8 Proposing new points

In this section we generate the set of points that will be used to train the second wave of emulators. Through visualisations offered by hmer, we then explore these points and assess how much of the initial input space has been removed by the first wave of emulators.

The function generate_new_design is designed to generate new sets of parameters; its default behaviour is as follows.

STEP 1. A set of parameter sets is generated using a Latin Hypercube Design, rejecting implausible parameter sets.

STEP 2. Pairs of parameter sets are selected at random and more sets are sampled from lines connecting them, with particular importance given to those that are close to the non-implausible boundary.

STEP 3. Using these as seeding points, more parameter sets are generated using importance sampling to attempt to fully cover the non-implausible region.

Let us generate \(180\) new sets of parameters, using the emulators for the time up to \(t=200\). Focusing on early time outputs can be useful when performing the first waves of history matching, since the behaviour of the epidemic at later times will depend on the behaviour at earlier times. Note that the generation of new points might require a few minutes.

restricted_ems <- ems_wave1[c(1,2,3,4,7,8,9,10)]
new_points_restricted <- generate_new_design(restricted_ems, 180, targets, verbose=TRUE)
## Proposing from LHS...
## LHS has high yield; no other methods required.
## Selecting final points using maximin criterion...

We now plot new_points_restricted through plot_wrap. Note that we pass ranges to plot_wrap as well, to ensure that the plot shows the entire range for each parameter: this allows us to see how the new set of parameters compares with respect to the original input space.

plot_wrap(new_points_restricted, ranges)

By looking at the plot we can learn a lot about the non-implausible space. For example, it seems clear that low values of \(\gamma\) cannot produce a match (cf. penultimate column). We can also deduce relationships between parameters: \(\beta_1\) and \(\epsilon\) are an example of negatively-correlated parameters. If \(\beta_1\) is large then \(\epsilon\) needs to be small, and vice versa.
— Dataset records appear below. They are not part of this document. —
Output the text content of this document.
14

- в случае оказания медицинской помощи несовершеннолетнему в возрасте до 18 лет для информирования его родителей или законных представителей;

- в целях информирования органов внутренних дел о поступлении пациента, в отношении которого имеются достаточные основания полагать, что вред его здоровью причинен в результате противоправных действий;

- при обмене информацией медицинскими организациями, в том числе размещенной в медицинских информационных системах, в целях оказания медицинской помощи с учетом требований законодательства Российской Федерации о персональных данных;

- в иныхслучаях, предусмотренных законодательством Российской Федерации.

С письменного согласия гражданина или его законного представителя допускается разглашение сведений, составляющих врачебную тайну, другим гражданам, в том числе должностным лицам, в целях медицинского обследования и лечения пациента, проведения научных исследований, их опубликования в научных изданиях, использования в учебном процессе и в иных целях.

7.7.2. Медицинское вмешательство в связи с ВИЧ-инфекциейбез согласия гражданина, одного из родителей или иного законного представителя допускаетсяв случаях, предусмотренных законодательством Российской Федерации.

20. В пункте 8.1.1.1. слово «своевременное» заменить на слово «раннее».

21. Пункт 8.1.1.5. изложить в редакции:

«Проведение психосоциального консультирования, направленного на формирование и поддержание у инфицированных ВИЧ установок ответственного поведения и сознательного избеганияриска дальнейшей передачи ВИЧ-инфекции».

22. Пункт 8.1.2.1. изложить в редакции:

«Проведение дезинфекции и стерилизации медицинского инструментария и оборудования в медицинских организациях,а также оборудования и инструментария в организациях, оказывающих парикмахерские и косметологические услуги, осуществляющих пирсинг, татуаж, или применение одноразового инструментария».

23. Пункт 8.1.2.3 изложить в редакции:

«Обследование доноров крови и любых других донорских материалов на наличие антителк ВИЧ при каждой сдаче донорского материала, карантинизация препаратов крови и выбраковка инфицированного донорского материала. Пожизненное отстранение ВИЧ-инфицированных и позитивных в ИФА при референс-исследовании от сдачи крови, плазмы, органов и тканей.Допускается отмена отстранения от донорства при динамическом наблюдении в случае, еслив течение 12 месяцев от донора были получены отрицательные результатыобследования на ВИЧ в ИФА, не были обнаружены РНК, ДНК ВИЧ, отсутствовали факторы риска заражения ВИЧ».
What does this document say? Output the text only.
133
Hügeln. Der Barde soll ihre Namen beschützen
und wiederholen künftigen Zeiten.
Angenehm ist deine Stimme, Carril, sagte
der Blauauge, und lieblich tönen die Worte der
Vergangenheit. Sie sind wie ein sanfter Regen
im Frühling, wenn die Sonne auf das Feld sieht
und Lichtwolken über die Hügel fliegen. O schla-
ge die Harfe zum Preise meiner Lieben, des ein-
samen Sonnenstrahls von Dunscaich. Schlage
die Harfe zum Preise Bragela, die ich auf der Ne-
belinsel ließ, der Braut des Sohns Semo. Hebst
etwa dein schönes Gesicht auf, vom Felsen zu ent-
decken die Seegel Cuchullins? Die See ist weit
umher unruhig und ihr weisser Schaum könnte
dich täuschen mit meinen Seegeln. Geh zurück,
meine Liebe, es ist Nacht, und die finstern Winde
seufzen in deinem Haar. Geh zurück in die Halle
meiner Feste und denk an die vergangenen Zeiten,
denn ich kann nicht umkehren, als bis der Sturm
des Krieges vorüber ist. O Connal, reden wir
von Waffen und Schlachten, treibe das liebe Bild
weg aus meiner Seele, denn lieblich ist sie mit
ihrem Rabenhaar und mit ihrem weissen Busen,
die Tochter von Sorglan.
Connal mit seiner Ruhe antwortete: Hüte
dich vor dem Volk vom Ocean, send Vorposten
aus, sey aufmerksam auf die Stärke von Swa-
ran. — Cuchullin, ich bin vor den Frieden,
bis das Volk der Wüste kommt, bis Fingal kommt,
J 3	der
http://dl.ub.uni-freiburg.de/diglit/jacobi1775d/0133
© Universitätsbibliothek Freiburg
Now that we have generated a new set of points, we can compare the model output at points in initial_points with the model output at points in new_points_restricted

We can clearly see that the range of possible results obtained when evaluating the model at wave0 points is larger than the range obtained when evaluating the model at points in new_points_restricted. This is because we have performed a wave of the history matching process, discarding part of the initial input space that is not compatible with the targets.

Task
What do you think would happen if we tried generating new parameter sets using all emulators, instead of those relating to times up to \(t=200\) only? Try changing the code and seeing what happens.
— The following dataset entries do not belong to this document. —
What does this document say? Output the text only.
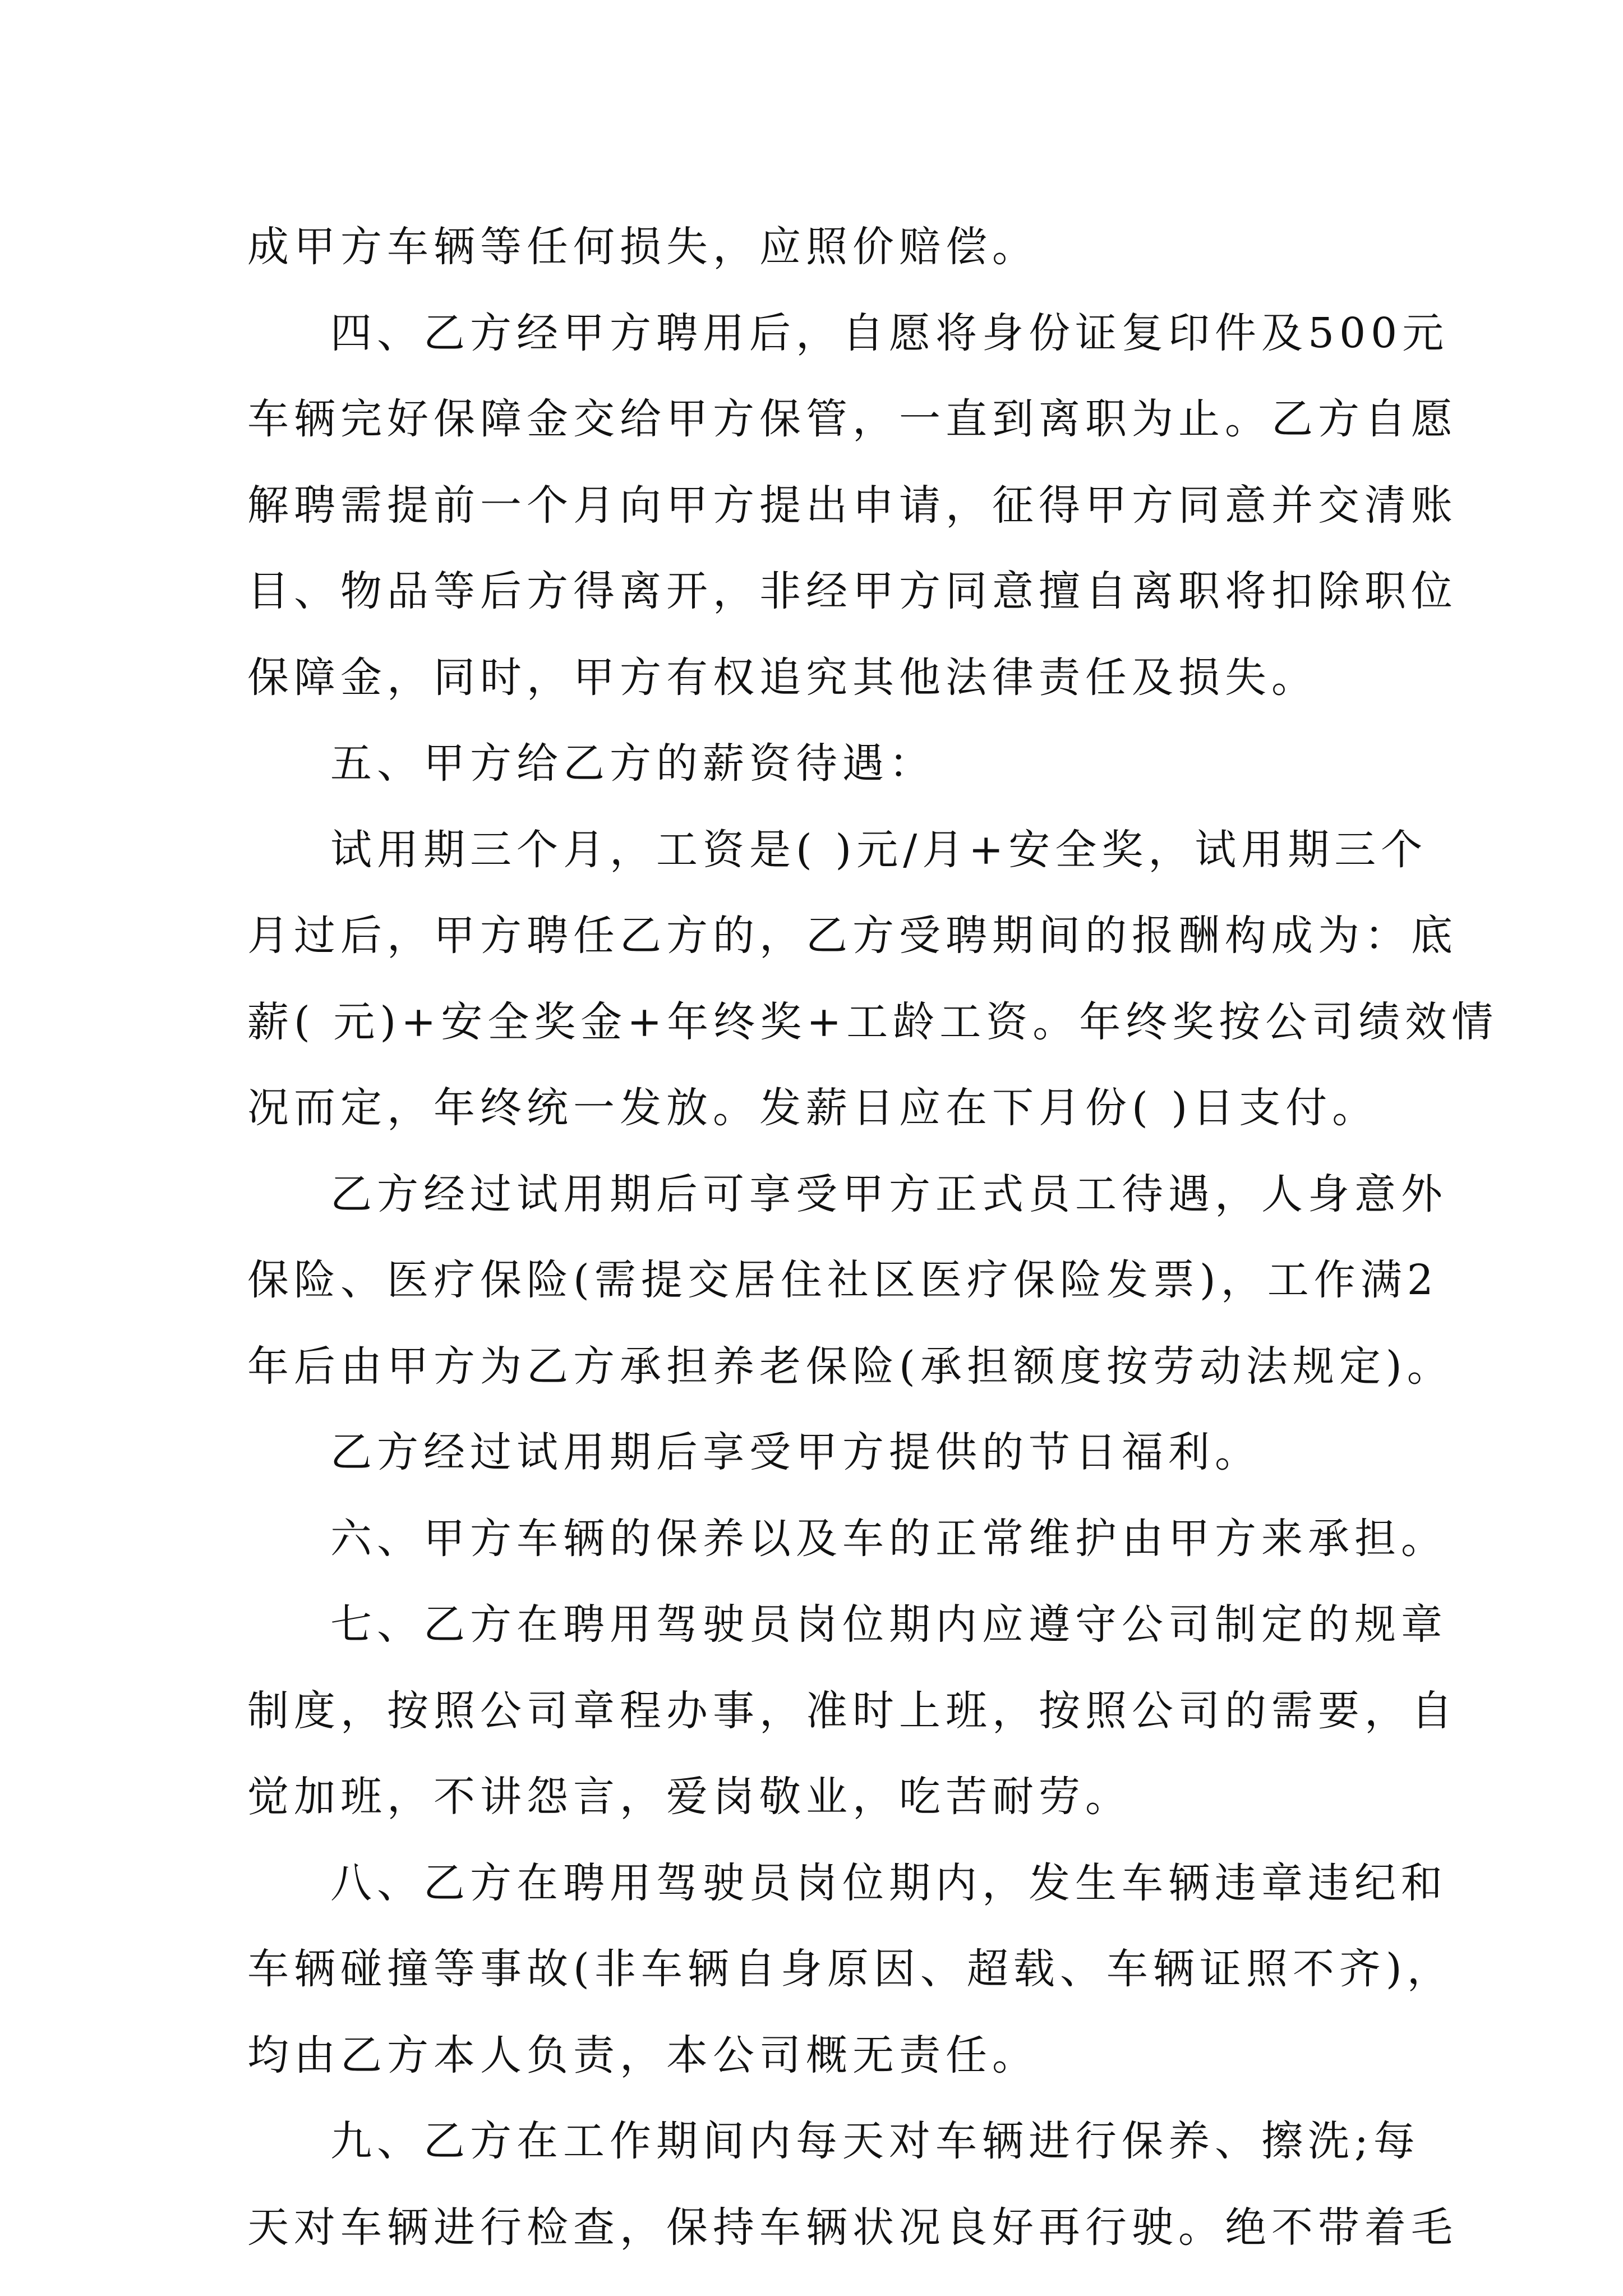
成甲方车辆等任何损失，应照价赔偿。
四、乙方经甲方聘用后，自愿将身份证复印件及500元
车辆完好保障金交给甲方保管，一直到离职为止。乙方自愿
解聘需提前一个月向甲方提出申请，征得甲方同意并交清账
目、物品等后方得离开，非经甲方同意擅自离职将扣除职位
保障金，同时，甲方有权追究其他法律责任及损失。
五、甲方给乙方的薪资待遇：
试用期三个月，工资是( )元/月+安全奖，试用期三个
月过后，甲方聘任乙方的，乙方受聘期间的报酬构成为：底
薪( 元)+安全奖金+年终奖+工龄工资。年终奖按公司绩效情
况而定，年终统一发放。发薪日应在下月份( )日支付。
乙方经过试用期后可享受甲方正式员工待遇，人身意外
保险、医疗保险(需提交居住社区医疗保险发票)，工作满2
年后由甲方为乙方承担养老保险(承担额度按劳动法规定)。
乙方经过试用期后享受甲方提供的节日福利。
六、甲方车辆的保养以及车的正常维护由甲方来承担。
七、乙方在聘用驾驶员岗位期内应遵守公司制定的规章
制度，按照公司章程办事，准时上班，按照公司的需要，自
觉加班，不讲怨言，爱岗敬业，吃苦耐劳。
八、乙方在聘用驾驶员岗位期内，发生车辆违章违纪和
车辆碰撞等事故(非车辆自身原因、超载、车辆证照不齐)，
均由乙方本人负责，本公司概无责任。
九、乙方在工作期间内每天对车辆进行保养、擦洗;每
天对车辆进行检查，保持车辆状况良好再行驶。绝不带着毛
In order to quantify how much of the input space is removed by a given set of emulators, we can use the function space_removed, which takes a list of emulators and a list of targets we want to match to. The output is a plot that shows the percentage of space that is removed by the emulators as a function of the implausibility cut-off. Note that here we also set the argument ppd, which determines the number of points per input dimension to sample at. In this workshop we have \(9\) parameters, so a ppd of \(3\) means that space_removed will test the emulators on \(3^9\) sets of parameters.
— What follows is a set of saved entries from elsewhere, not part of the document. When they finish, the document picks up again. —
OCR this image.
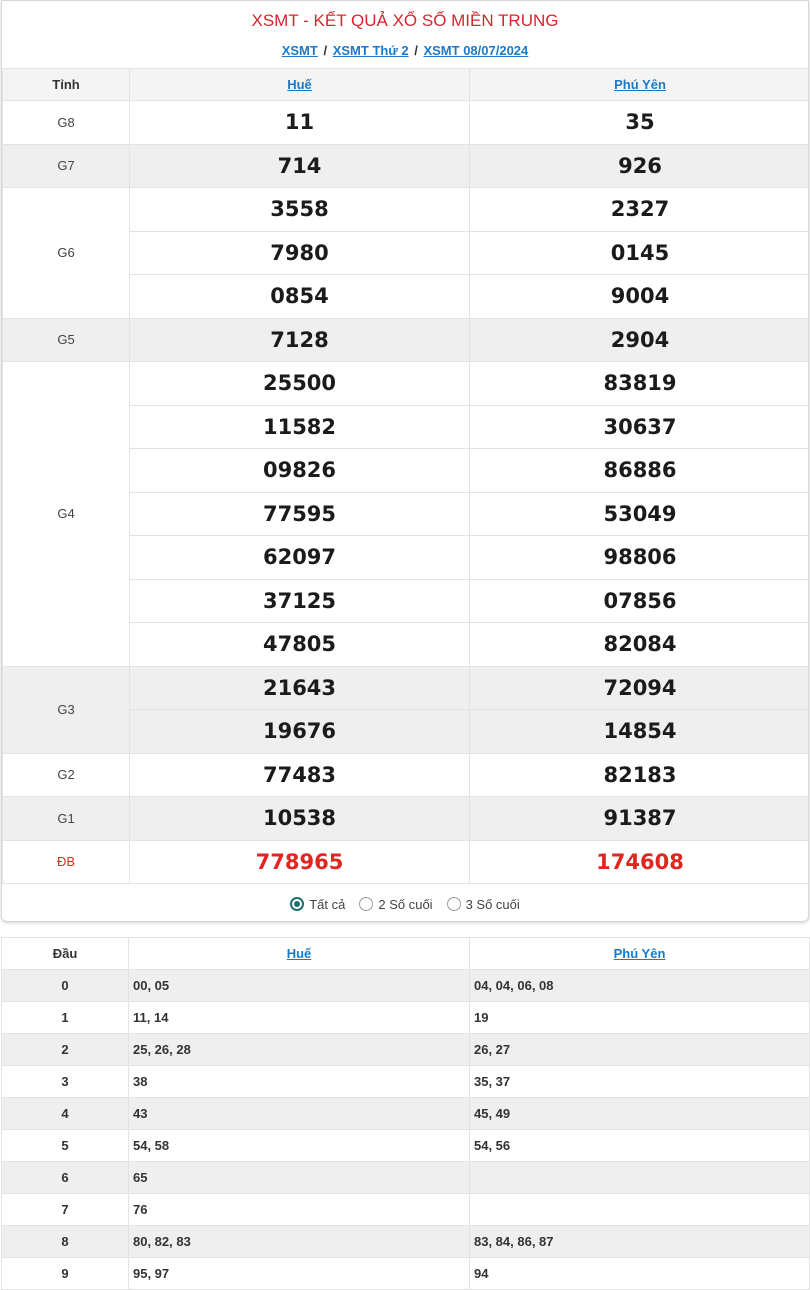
XSMT - KẾT QUẢ XỔ SỐ MIỀN TRUNG
XSMT / XSMT Thứ 2 / XSMT 08/07/2024
Tỉnh	Huế	Phú Yên
G8	11	35
G7	714	926
G6	3558	2327
	7980	0145
	0854	9004
G5	7128	2904
G4	25500	83819
	11582	30637
	09826	86886
	77595	53049
	62097	98806
	37125	07856
	47805	82084
G3	21643	72094
	19676	14854
G2	77483	82183
G1	10538	91387
ĐB	778965	174608
Tất cả	2 Số cuối	3 Số cuối
Đầu	Huế	Phú Yên
0	00, 05	04, 04, 06, 08
1	11, 14	19
2	25, 26, 28	26, 27
3	38	35, 37
4	43	45, 49
5	54, 58	54, 56
6	65	
7	76	
8	80, 82, 83	83, 84, 86, 87
9	95, 97	94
space_removed(ems_wave1, targets, ppd=3) + geom_vline(xintercept = 3, lty = 2) + 
  geom_text(aes(x=3, label="x = 3",y=0.33), colour="black", 
  angle=90, vjust = 1.2, text=element_text(size=11))
## Warning in geom_text(aes(x = 3, label = "x = 3", y = 0.33), colour = "black", :
## Ignoring unknown parameters: `text`

By default the plot shows the percentage of space that is deemed implausible both when the observational errors are exactly the ones in targets and when the observational errors are \(80\%\) (resp. \(90\%\), \(110\%\) and \(120\%\)) of the values in targets. Here we see that with an implausibility cut-off of \(3\), the percentage of space removed is around \(98\%\), when the observational errors are \(100\%\) of the values in targets. With the same implausibility cut-off of \(3\), the percentage of space removed goes down to \(97\%\), when the observational errors are \(120\%\) of the values in targets and it goes up to \(99\%\) when the observational errors are \(80\%\) of the values in targets. If instead we use an implausibility cut-off of \(5\), we would discard around \(88\%\) (resp. \(84\%\)) of the space when the observational errors are \(100\%\) of the values in targets (resp. when the observational errors are \(120\%\) of the values in targets). As expected, larger observational errors and larger implausibility cut-offs correspond to lower percentages of space removed.